The drug had never been tested on pregnant women during clinical trials, and the impact of the drug on fetal or maternal health wasn’t evaluated. Rather than just make sure that things were adequately tested before allowing them to go to market, the 1977 FDA guidelines essentially banned women of childbearing age (even if they were on birth control) from participating in Phase I or II clinical trials.
And thus began a legislatively-encouraged period of exclusion in medical research, where women were not part of the approval process, but were free to take a drug after it was approved. It wasn’t until 1990 that the Office of Research on Women’s Health was established at the NIH, and not until 1993 that a new guideline was created specifying that the population of study participants would reflect the population targeted after approval (this just seems like common sense, but ok).
In 1998 and 2000, this was again re-evaluated to allow the FDA to put studies on hold if researchers intentionally excluded people of reproductive potential, and they created regulations to require safety and efficacy data to be taken across a broad spectrum of minority and underrepresented groups. However, to this day, women are underrepresented in studies on cardiovascular disease, lung cancer, pancreatic cancer, and melanoma. 73% of drugs approved by the FDA between 2000 and 2010 included no clinical trial data about risk in pregnant women. A 2012 study found that 95% of industry‐sponsored clinical trials that included women of childbearing age specifically excluded pregnant women.
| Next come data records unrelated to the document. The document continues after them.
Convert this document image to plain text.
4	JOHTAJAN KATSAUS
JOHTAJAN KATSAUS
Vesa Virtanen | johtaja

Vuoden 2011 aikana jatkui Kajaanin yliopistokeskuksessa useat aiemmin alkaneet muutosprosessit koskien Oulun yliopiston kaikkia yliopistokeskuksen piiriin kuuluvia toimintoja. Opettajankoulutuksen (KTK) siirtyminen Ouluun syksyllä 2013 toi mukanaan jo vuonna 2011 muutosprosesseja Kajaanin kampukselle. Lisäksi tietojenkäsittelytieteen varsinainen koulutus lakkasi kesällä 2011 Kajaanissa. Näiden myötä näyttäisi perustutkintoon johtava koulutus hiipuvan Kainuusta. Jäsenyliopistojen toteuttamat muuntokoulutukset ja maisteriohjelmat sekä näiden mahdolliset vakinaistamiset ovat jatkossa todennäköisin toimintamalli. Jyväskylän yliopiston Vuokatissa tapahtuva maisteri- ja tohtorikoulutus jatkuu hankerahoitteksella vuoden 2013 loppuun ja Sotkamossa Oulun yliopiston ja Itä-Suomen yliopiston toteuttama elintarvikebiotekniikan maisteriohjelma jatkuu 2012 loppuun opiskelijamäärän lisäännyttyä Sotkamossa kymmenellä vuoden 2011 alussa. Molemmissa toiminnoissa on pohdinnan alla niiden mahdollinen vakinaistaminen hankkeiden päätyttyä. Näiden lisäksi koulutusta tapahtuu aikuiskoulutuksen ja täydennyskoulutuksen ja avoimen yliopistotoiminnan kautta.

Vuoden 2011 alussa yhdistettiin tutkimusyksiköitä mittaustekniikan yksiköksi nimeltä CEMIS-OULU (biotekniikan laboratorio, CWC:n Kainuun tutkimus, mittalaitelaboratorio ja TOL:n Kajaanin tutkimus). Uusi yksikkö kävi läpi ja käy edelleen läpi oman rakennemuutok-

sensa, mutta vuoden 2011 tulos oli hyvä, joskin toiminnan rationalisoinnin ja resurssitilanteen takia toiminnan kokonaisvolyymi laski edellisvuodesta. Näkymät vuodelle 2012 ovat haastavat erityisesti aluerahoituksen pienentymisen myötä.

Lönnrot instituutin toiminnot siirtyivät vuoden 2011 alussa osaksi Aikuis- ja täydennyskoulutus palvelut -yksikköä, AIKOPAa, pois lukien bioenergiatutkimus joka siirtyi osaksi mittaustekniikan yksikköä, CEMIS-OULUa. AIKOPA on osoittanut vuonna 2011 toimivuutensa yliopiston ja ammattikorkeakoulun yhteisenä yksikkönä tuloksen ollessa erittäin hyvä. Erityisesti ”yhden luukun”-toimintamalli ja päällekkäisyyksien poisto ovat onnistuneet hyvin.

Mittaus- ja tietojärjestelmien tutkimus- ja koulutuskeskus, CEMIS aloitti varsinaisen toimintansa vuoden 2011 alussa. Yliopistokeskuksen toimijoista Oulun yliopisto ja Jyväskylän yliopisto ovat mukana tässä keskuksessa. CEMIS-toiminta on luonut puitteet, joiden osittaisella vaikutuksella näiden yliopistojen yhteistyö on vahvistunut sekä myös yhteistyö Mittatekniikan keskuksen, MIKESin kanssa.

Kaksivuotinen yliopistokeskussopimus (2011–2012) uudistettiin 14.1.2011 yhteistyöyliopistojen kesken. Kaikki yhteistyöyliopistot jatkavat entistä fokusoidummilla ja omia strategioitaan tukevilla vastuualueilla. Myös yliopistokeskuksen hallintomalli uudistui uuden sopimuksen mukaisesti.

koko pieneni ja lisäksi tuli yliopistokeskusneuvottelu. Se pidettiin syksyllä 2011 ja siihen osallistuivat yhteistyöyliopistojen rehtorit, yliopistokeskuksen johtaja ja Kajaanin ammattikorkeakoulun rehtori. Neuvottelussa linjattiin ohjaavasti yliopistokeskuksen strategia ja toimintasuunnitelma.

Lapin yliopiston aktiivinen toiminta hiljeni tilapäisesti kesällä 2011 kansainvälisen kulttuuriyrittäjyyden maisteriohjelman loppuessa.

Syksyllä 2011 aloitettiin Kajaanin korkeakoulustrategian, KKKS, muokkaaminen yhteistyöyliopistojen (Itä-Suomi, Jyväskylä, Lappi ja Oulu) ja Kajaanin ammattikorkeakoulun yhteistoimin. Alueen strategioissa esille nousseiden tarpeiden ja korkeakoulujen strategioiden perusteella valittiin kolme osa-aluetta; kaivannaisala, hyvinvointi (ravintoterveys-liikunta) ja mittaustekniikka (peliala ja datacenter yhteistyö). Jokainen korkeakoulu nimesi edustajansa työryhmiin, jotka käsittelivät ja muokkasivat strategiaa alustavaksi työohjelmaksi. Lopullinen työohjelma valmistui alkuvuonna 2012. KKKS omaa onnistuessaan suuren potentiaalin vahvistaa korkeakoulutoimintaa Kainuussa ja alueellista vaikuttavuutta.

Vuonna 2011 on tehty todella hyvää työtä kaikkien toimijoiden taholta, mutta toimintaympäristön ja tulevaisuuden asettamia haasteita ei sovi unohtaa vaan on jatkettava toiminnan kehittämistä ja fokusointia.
Although the exclusion of those of reproductive potential was, in theory, put into place to protect maternal and fetal health, the result was destructive. Drugs would make it to market without ever having been tested in populations that would eventually take them, resulting in essentially no supervision over potentially vulnerable populations.
The FDA’s regulations for testing on pregnant populations are pretty extensive. If a study does not meet these regulations (and the extensive IRB approval that often comes with it), anyone who is still under monitoring for the study cannot become pregnant. For studies to occur on pregnant people, it either has to be a product that is already approved in the “general” population or it must be the only treatment option available to the pregnant person (and have been tested in pregnant animals first).
For COVID-19 vaccines, this means that approving a vaccine for the general population was the primary goal, probably in an effort to avoid the numerous (and fairly justified) hurdles that come along with initial testing in pregnant populations. Only now that vaccines have been approved for the general public can studies on pregnant populations begin.
This is unfortunate, as many treatments for COVID-19 have also excluded pregnant populations. Pregnant people are at higher risk of COVID-19 complications than non-pregnant people in the same age category. But between 74 and 80% of studies on various treatments for COVID-19 have excluded pregnant populations despite low or no safety concerns of treatment during pregnancy.
The concerns about pregnancy and COVID-19 are certainly valid, but the concerns have less to do with the specific vaccines or treatment than they have to do with the fact that certain populations have been deliberately excluded from research across the board. As someone who relies on the value of thorough research and peer-review, this is unacceptable, but it is not an excuse to peddle misinformation (that lacks any empirical evidence).